On m’avait dit d’attendre. J’attendais donc, assis près du bassin. Pour passer le temps, j’ai essayé de lire le journal acheté avant d’entrer dans le Luxembourg. Rien à faire ! Editorial, billet d’humeur ou chronique, au bout de deux lignes, tout se brouillait en un fatras de mots incompréhensibles. Même les mots croisés, dont l’effet calmant ne m’avait, jusque là, jamais fait défaut, j’ai été incapable de m’y mettre.
J’ai replié le journal et j’ai regardé autour de moi. Mis à part, de l’autre côté du bassin, une femme dans la soixantaine plongée dans la lecture d’un livre dont j’ignorerai toujours le titre, j’étais seul.
J’ai entendu un bruit d’ailes. J’ai levé la tête. Des pigeons ou, peut-être un merle. Mais non ! En face de moi, perché sur les premières branches d’un platane, il y avait un héron. J’avoue que j’ai été surpris.
Pas à cause de l’espèce. Des hérons, j’en avais vu des dizaines en marchant le long des rivières et des canaux bourguignons. Mais dans le 6° arrondissement, cet animal faisait exotique. Bizarre, même, et inquiétant ! Tous ceux de ses semblables que j’avais pu approcher, s’étaient envolés dès que j’avais fait un geste. Pas lui ! Il restait immobile me fixant de son petit œil rond. Au fil des minutes, je lui trouvais un air de plus en plus menaçant. On aurait dit qu’il souriait. L’impression était d’autant plus déplaisante que je sais parfaitement que les hérons sont incapables de sourire. Mais, je fus obligé de me rendre à l’évidence celui-là souriait vraiment, un sourire plutôt angoissant : ironie et morgue mêlées.
Au bout d’une dizaine de minutes, il quitta sa branche et, en deux coups d’ailes, il alla se percher sur le rebord de la dernière marche de la fontaine. De là, il observait la surface de l’eau. De temps en temps, il levait la tête et me regardait avec le même sourire à la fois sinistre et satisfait. Soudain, il plongea son bec dans l’eau et il le ressortit en tenant un poisson qui se débattait avec des sursauts désespérés. Il le jeta derrière lui. Un second coup de bec pour l’achever et il l’avala d’un coup. Il me regarda une dernière fois puis, en deux battements d’ailes, il rejoignit son perchoir. Même si on doit me prendre pour un fou, je jure qu’il ricanait.
J’interpellai la femme :
- Madame ! Vous avez vu ?
Elle interrompit sa lecture :
- Quoi ?
- Le héron !
- Quel héron ?
- Là, au-dessus de vous !
Elle leva la tête. L’oiseau avait disparu. Au regard qu’elle me jeta, je compris qu’elle avait, sur mon état mental, les doutes les plus sérieux.

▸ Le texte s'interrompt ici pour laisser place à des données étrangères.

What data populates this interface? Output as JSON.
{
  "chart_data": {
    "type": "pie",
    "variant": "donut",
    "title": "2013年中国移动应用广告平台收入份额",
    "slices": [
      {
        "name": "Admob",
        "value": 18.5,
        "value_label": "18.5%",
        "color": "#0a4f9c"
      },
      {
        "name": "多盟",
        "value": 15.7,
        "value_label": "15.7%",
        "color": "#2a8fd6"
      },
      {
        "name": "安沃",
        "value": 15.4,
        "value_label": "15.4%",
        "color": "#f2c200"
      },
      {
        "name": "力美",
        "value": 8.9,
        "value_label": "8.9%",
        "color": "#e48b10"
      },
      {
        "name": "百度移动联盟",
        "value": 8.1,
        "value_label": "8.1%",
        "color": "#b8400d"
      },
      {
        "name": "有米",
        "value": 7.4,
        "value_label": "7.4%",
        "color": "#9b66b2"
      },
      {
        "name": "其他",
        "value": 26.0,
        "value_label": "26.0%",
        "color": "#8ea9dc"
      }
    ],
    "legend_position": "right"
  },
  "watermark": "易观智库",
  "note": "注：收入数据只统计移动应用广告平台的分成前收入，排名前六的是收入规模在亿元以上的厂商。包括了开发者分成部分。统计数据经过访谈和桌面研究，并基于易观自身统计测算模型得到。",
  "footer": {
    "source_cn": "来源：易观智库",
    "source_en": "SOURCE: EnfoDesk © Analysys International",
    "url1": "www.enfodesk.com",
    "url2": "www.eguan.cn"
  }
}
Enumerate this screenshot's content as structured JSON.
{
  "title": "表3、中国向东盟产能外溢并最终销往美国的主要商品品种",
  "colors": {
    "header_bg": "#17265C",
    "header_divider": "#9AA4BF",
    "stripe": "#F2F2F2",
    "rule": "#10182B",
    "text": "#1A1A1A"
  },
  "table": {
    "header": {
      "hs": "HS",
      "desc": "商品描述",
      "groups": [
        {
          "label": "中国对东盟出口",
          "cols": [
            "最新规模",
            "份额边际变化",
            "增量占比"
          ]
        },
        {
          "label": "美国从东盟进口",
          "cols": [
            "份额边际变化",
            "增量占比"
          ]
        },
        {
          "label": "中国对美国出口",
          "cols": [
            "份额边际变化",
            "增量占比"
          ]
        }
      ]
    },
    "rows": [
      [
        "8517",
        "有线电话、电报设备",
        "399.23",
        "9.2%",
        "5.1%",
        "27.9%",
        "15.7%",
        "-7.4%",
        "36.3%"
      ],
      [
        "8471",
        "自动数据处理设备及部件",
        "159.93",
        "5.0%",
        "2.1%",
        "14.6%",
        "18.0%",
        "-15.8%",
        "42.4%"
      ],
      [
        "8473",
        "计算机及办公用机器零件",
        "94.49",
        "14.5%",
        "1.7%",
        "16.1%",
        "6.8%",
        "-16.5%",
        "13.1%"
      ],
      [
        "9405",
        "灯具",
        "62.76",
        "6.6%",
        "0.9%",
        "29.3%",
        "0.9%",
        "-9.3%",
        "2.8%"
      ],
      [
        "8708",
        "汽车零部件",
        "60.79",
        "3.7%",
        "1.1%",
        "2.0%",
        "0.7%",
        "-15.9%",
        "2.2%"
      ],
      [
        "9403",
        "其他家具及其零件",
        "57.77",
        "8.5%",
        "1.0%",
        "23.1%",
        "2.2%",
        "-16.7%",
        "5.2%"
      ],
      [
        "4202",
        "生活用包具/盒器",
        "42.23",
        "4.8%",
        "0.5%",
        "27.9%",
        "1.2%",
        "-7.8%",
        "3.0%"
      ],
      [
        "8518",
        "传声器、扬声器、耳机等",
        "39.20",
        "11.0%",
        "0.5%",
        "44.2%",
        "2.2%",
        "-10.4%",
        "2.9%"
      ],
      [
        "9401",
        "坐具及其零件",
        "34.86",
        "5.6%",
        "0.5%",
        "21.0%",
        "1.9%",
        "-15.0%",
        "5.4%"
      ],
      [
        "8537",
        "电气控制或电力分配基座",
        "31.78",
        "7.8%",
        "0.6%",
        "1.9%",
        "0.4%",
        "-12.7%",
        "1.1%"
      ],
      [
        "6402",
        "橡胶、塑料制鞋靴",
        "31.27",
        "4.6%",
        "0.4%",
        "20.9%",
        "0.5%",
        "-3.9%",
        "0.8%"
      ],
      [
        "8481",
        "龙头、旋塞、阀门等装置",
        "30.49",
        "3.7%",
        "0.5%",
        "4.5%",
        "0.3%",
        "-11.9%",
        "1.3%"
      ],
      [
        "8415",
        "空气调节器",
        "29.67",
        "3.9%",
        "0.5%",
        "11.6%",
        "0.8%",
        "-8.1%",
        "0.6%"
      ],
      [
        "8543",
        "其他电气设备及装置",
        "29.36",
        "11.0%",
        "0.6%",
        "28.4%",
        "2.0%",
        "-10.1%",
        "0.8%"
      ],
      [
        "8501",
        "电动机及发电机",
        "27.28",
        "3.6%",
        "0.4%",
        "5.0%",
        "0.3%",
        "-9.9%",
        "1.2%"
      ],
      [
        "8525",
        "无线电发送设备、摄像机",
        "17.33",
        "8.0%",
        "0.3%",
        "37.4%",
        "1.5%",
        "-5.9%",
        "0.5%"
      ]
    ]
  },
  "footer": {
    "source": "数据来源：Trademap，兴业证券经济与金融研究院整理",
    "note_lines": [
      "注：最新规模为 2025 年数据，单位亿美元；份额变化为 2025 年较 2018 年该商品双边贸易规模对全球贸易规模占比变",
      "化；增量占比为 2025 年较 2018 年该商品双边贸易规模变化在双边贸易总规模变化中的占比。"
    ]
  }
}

Je compris que toute explication serait vaine et, marmonnant une vague excuse, je me levai et quittai la place.
J’avais presque atteint la sortie du jardin quand mon portable se mit à vibrer. Il y eut des mots aussi difficiles à dire qu’à entendre : «Accident rarissime…. Tout notre possible… Du courage… »

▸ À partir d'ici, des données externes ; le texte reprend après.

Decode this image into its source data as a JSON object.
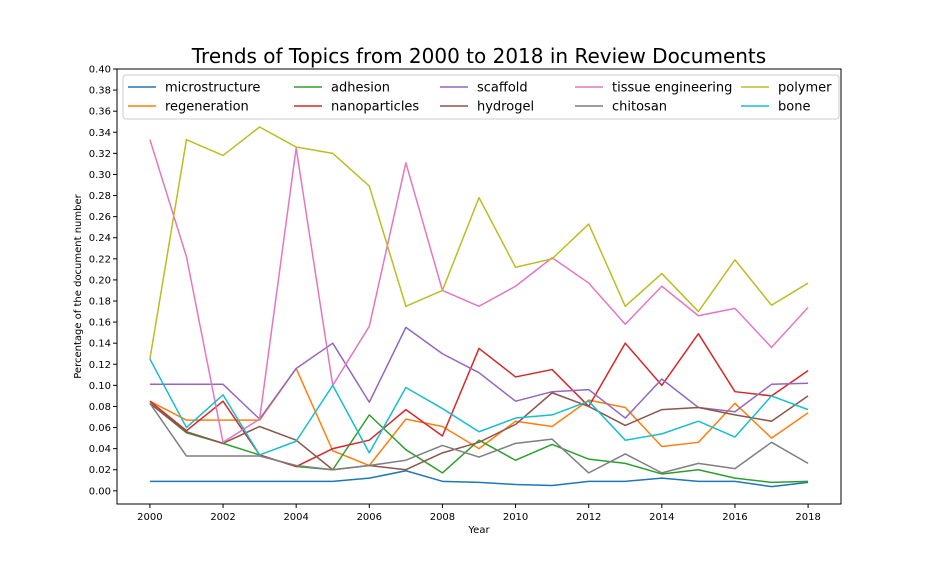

Quand, comme on dit, j’ai dû procéder aux formalités d’usage, je me suis aperçu que la catastrophe était arrivée à l’instant précis où, au bord de la fontaine Médicis, un héron me regardait en ricanant. Quand on dit oiseau de malheur on pense vautour, corbeau, chouette ou hibou, jamais héron. On a tort.